Erica C. Fischer, Candice S. Avanes, and Lauren Biscombe

One of the biggest questions after a natural disaster is: “how will we rebuild?” This is a careful balance of rebuilding too fast with poor construction, and taking too long to plan. The media puts a lot of pressure on governments to plan and rebuild quickly after a disaster; however, strategic planning and reflection upon what went wrong and how the country can improve is vital for sustainable and resilient communities. This post focuses on the steps the Nepali government has taken in that direction. This is important because geologists and seismologists have been predicting a “big one” for Nepal. This “big one” will occur much closer to Kathmandu and cause much more destruction.

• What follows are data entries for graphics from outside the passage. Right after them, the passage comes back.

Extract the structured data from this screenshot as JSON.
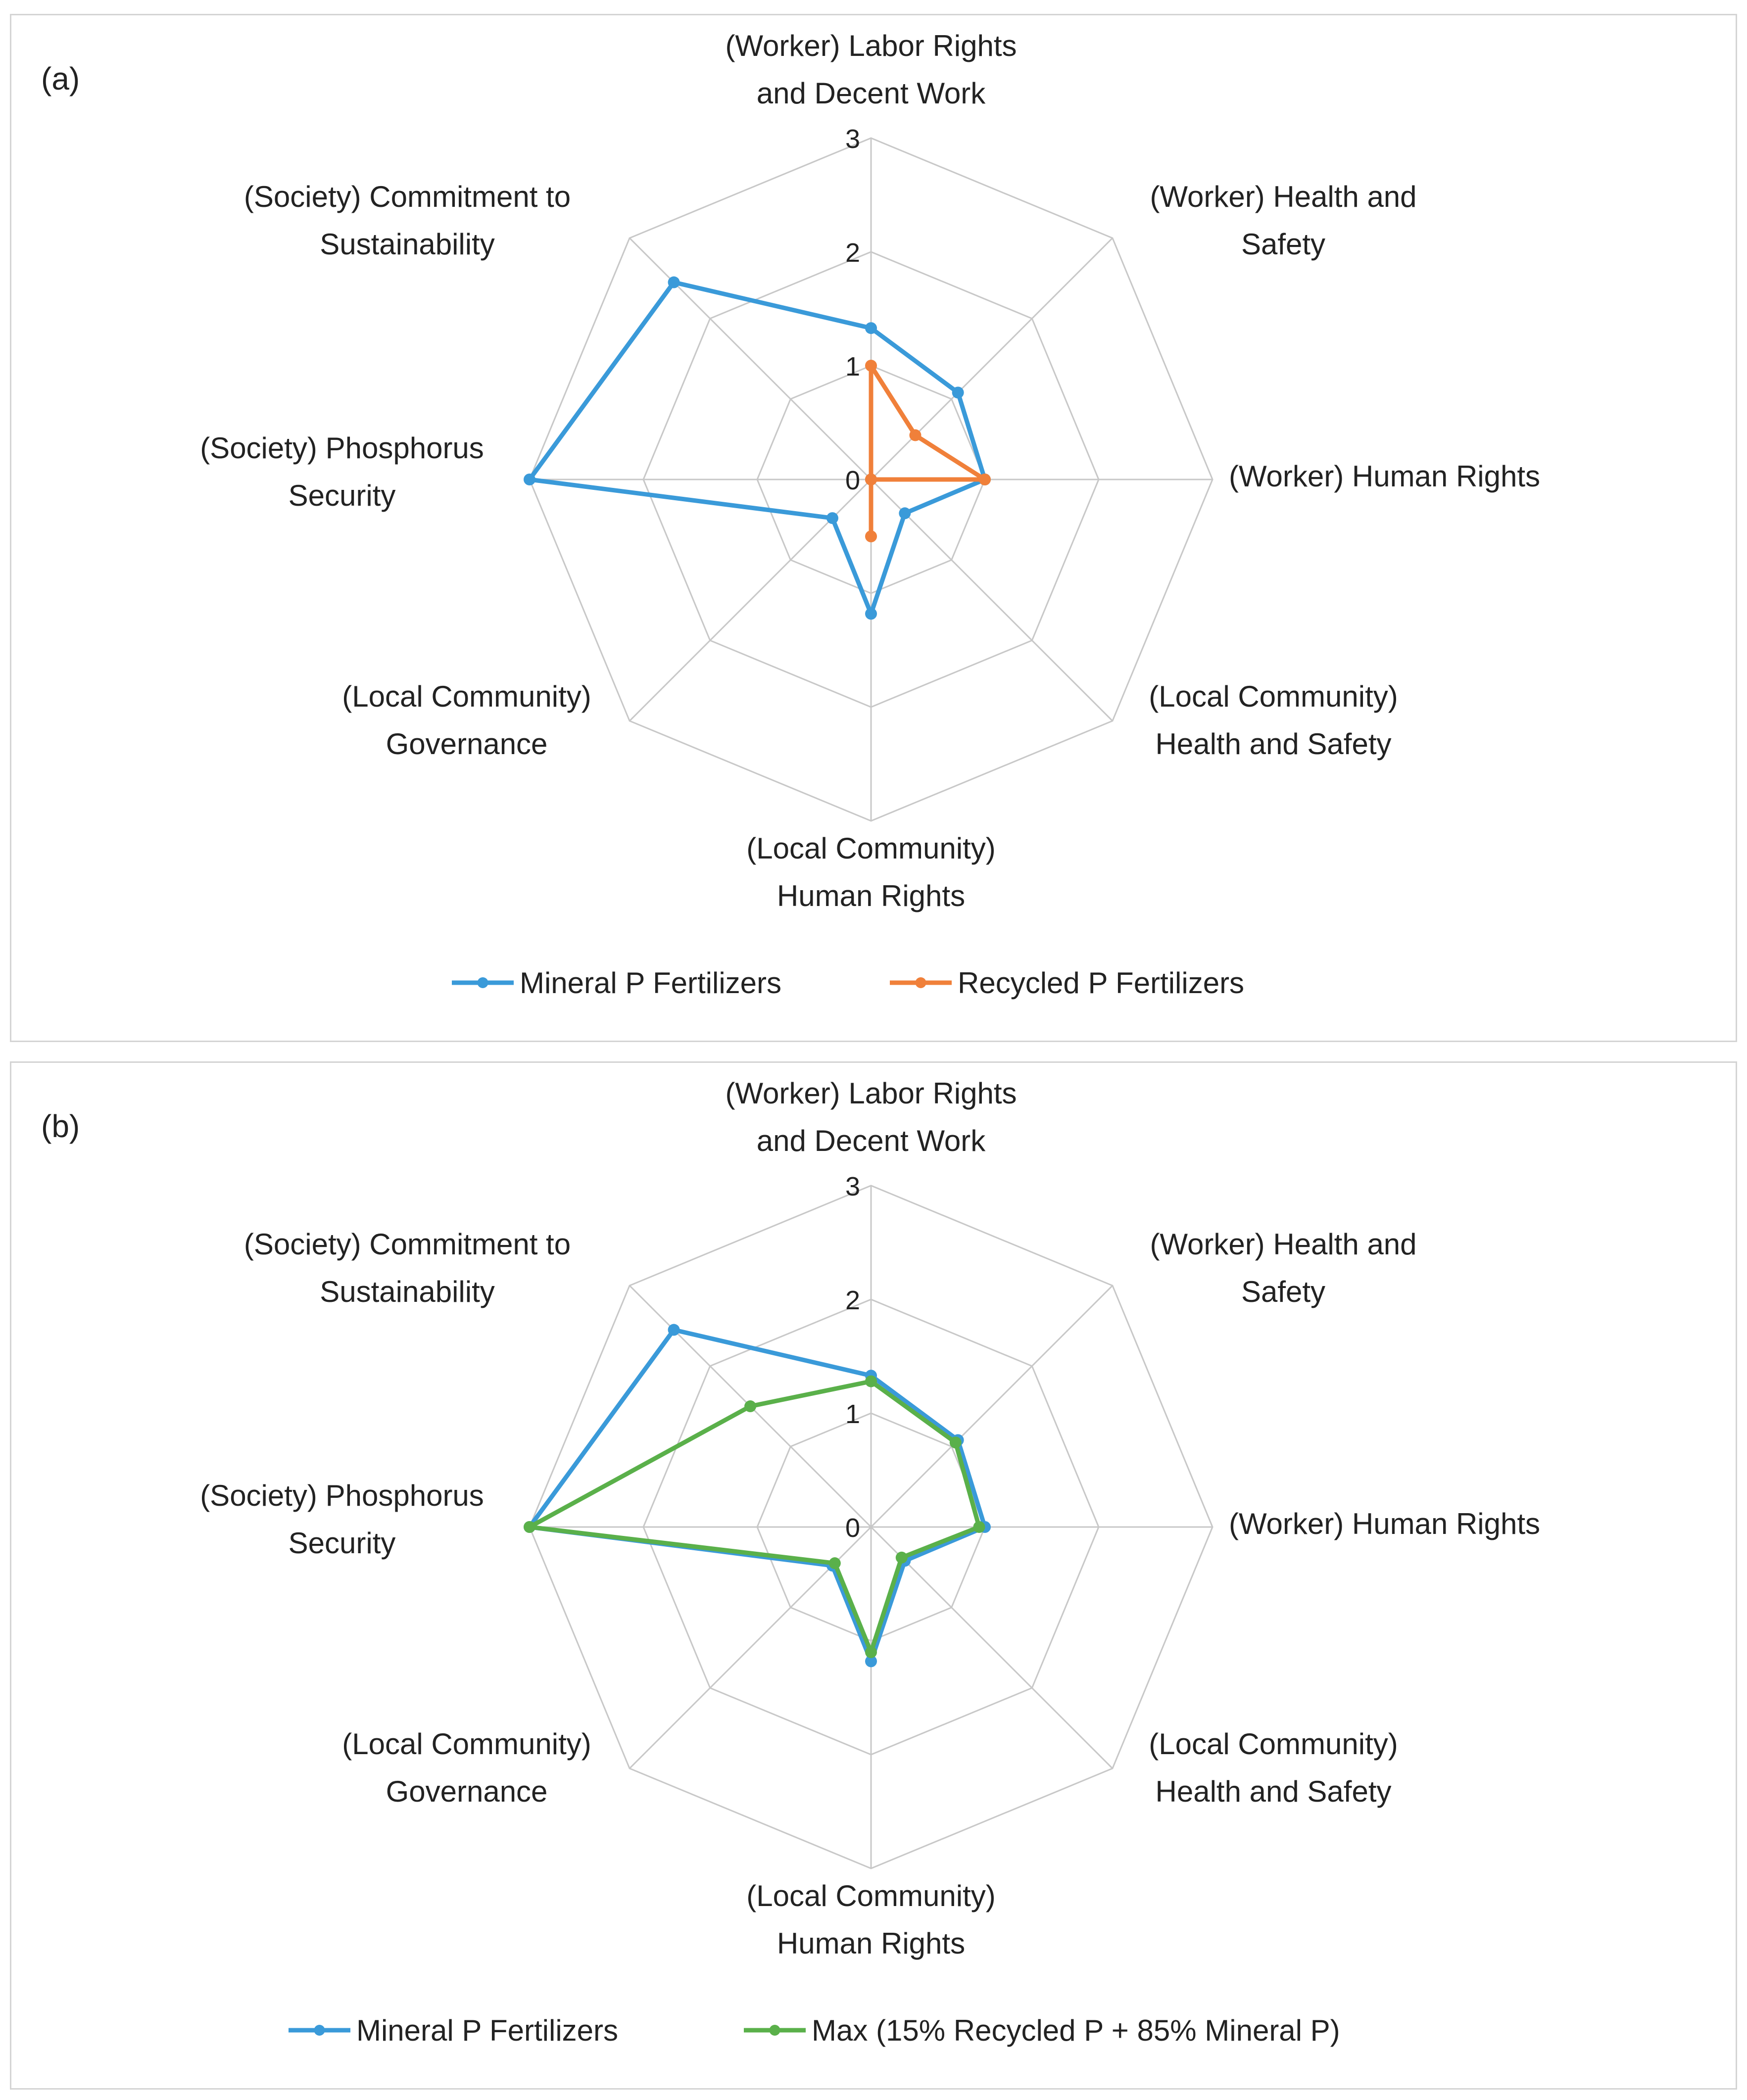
{
  "chart_data": [
    {
      "type": "radar",
      "panel_label": "(a)",
      "axes": [
        [
          "(Worker)  Labor Rights",
          "and Decent Work"
        ],
        [
          "(Worker)  Health and",
          "Safety"
        ],
        [
          "(Worker)  Human Rights"
        ],
        [
          "(Local Community)",
          "Health and Safety"
        ],
        [
          "(Local Community)",
          "Human Rights"
        ],
        [
          "(Local Community)",
          "Governance"
        ],
        [
          "(Society)  Phosphorus",
          "Security"
        ],
        [
          "(Society)  Commitment to",
          "Sustainability"
        ]
      ],
      "rlim": [
        0,
        3
      ],
      "ticks": [
        0,
        1,
        2,
        3
      ],
      "legend_position": "bottom",
      "series": [
        {
          "name": "Mineral P  Fertilizers",
          "color": "#3a9ad9",
          "values": [
            1.33,
            1.08,
            1.0,
            0.42,
            1.18,
            0.48,
            3.0,
            2.45
          ]
        },
        {
          "name": "Recycled P Fertilizers",
          "color": "#f0803a",
          "values": [
            1.0,
            0.55,
            1.0,
            0.0,
            0.5,
            0.0,
            0.0,
            0.0
          ]
        }
      ]
    },
    {
      "type": "radar",
      "panel_label": "(b)",
      "axes": [
        [
          "(Worker)  Labor Rights",
          "and Decent Work"
        ],
        [
          "(Worker)  Health and",
          "Safety"
        ],
        [
          "(Worker)  Human Rights"
        ],
        [
          "(Local Community)",
          "Health and Safety"
        ],
        [
          "(Local Community)",
          "Human Rights"
        ],
        [
          "(Local Community)",
          "Governance"
        ],
        [
          "(Society)  Phosphorus",
          "Security"
        ],
        [
          "(Society)  Commitment to",
          "Sustainability"
        ]
      ],
      "rlim": [
        0,
        3
      ],
      "ticks": [
        0,
        1,
        2,
        3
      ],
      "legend_position": "bottom",
      "series": [
        {
          "name": "Mineral P  Fertilizers",
          "color": "#3a9ad9",
          "values": [
            1.33,
            1.08,
            1.0,
            0.42,
            1.18,
            0.48,
            3.0,
            2.45
          ]
        },
        {
          "name": "Max (15% Recycled P + 85% Mineral P)",
          "color": "#5ab04a",
          "values": [
            1.28,
            1.05,
            0.95,
            0.38,
            1.1,
            0.45,
            3.0,
            1.5
          ]
        }
      ]
    }
  ]
}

Improved construction practices:
Effort by Nepal to improve awareness and construction practices in the past
Nepal is a world leader in outreach to communities to reduce disaster risk; however, without enforcement of building codes, there is no quality assurance or control over what is being built.

Concrete columns are more likely to withstand a strong earthquake if lengths of steel bar wrapped around vertical reinforcement are sharply bent back where they are attached. Such methods are called "ductile details" by engineers.Credit Kit Miyamoto, Miyamoto International

Concrete columns are more likely to withstand a strong earthquake if lengths of steel bar wrapped around vertical reinforcement are sharply bent back where they are attached. Such methods are called “ductile details” by engineers.Credit Kit Miyamoto, Miyamoto International

Creating vulnerabilities
How Nepal can improve in the future

  • Many of the community-based disaster risk initiatives and programs occur in major cities (Kathmandu) and not in rural areas.
  • Lack of enforcement of building codes – building codes and restrictions are difficult to enforce in a country with so many isolated villages. In fact, construction quality in rural areas has actually worsened over the last decade due to the combination of growing population in the villages and the use of spare stone and clay from previously damaged structures as construction materials to quickly house this increasing population.
  • High poverty and low education rates shift the focus of the public to matters which are potentially considered more pressing than earthquake engineering and reducing earthquake vulnerabilities.

 

Nepal’s efforts to reduce vulnerabilities within the country have just begun, and unfortunately the April 25, 2015 earthquake struck just as they were getting started. Implementation of improved construction practices in schools and urban areas saved lives during this earthquake. As the programs and initiatives continue to take effect and spread around the country, the building stock will be constructed better and safer.